В Англии, в отличие от Франции и Испании, развитие самодержавной монархии явилось вызовом, породившим эффективный ответ. Английский ответ вдохнул новую жизнь и привнес новые функции в традиционное устройство трансальпийских государств, являвшееся в такой же степени английским, как французским и испанским наследием общего западно-христианского прошлого. Одним из традиционных трансальпийских институтов был периодический созыв парламента или проведение совещаний между королевской властью и представителями сословий с двойной целью: обсуждения жалоб и получения от сословий вотума на ассигнования королевской власти — в качестве qui pro quo[483] благородного обязательства в том, что обоснованные жалобы будут удовлетворены. В ходе постепенной эволюции этот институт в трансальпийских королевствах открыл решение местной проблемы материального характера — проблемы не поддающейся контролю численности населения и проблемы непреодолимых расстояний, — придумав или открыв заново юридическую фикцию «представительства». Обязанность и право каждой личности, занятой в деятельности парламента, участвовать в его делах (обязанность и право, самоочевидные в городах-государствах) в громоздких феодальных королевствах низводились до обязанности уполномоченных представителей прибыть на место заседания парламента и до права быть представленным по доверенности.

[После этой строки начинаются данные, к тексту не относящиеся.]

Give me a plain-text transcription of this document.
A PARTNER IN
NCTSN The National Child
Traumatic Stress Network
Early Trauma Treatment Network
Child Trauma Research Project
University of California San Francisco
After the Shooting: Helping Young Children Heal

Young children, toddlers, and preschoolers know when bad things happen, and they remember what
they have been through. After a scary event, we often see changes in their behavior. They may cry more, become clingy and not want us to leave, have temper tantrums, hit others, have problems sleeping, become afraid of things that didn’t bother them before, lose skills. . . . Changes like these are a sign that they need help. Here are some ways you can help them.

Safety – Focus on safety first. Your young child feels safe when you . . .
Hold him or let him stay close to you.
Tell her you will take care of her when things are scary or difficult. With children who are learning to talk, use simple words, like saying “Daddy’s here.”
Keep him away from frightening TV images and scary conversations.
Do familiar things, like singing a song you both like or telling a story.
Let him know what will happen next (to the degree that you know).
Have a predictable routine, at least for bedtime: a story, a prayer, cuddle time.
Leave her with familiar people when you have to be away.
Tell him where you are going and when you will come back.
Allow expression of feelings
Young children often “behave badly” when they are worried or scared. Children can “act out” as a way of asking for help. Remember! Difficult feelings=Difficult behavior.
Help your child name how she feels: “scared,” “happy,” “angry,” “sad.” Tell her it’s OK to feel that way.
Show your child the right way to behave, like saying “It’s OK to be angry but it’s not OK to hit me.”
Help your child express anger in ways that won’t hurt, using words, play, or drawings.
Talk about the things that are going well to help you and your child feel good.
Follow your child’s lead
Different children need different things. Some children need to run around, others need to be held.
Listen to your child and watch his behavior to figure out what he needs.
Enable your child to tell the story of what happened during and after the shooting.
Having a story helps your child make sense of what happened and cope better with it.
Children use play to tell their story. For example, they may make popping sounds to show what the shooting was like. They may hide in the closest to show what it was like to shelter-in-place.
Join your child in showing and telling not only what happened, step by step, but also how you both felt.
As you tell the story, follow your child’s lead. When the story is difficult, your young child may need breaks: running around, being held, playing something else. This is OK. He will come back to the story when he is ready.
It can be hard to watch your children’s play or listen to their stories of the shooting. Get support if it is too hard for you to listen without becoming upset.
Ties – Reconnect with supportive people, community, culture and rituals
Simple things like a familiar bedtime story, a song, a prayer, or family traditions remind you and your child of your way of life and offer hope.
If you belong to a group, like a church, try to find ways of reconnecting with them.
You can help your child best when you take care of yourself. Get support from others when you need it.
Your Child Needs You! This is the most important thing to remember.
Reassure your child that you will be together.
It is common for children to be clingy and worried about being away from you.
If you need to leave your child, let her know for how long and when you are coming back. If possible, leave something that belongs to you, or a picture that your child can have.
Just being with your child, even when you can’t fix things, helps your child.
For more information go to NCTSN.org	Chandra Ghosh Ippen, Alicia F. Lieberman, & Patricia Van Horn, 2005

Этот феодальный институт периодически созывавшегося представительного и совещательного собрания прекрасно соответствовал своей первоначальной цели служить связью между королевской властью и ее подданными. С другой стороны, с самого начала он совершенно не был приспособлен для выполнения задачи, успешно решенной в Англии XVII столетия, — задачи принятия на себя функций самой королевской власти и постепенного вытеснения ее как главной политической силы. Почему же получилось так, что англичане приняли и успешно ответили на вызов, с которым не смогло справиться ни одно другое современное им трансальпийское королевство? Ответ на этот вопрос можно найти в том факте, что Англия, будучи по своей территории меньше континентальных феодальных королевств и обладая четче очерченными границами, гораздо раньше своих соседей достигла подлинно национального существования в противовес феодальному. Будет не просто парадоксом сказать, что сила английской монархии во второй, средневековой, главе истории западного христианства сделала возможным вытеснение ее парламентской формой правления в третьей главе. Ни одна другая страна во второй главе [европейской истории] не знала такого властного дисциплинарного контроля, какой осуществлялся при Вильгельме Завоевателе, Генрихе I, Генрихе II, Эдуарде I и Эдуарде III[484]. При этих сильных правителях Англия сплотилась в национальное государство задолго до того, как нечто подобное произошло во Франции, Испании или Германии. Другим фактором, приведшим к данному результату, было господствующее положение Лондона. Ни в каком другом западном королевстве за Альпами не было такого, чтобы один какой-то город столь сильно препятствовал росту других. К концу XVII столетия, когда население Англии было еще незначительно по сравнению с Францией или Германией и даже меньше, чем население Испании или Италии, Лондон, по всей вероятности, уже был самым большим городом в Европе. Фактически можно утверждать, что Англия успешно решила проблему приспособления итальянской городской системы к общественной жизни в национальном масштабе, поскольку более чем другие трансальпийские нации она уже достигла (благодаря своему небольшому размеру, своим жестким границам, своим сильным королям и господствующему положению одного города) той компактности и того [уровня] самосознания, которые были ярко выражены в городах-государствах.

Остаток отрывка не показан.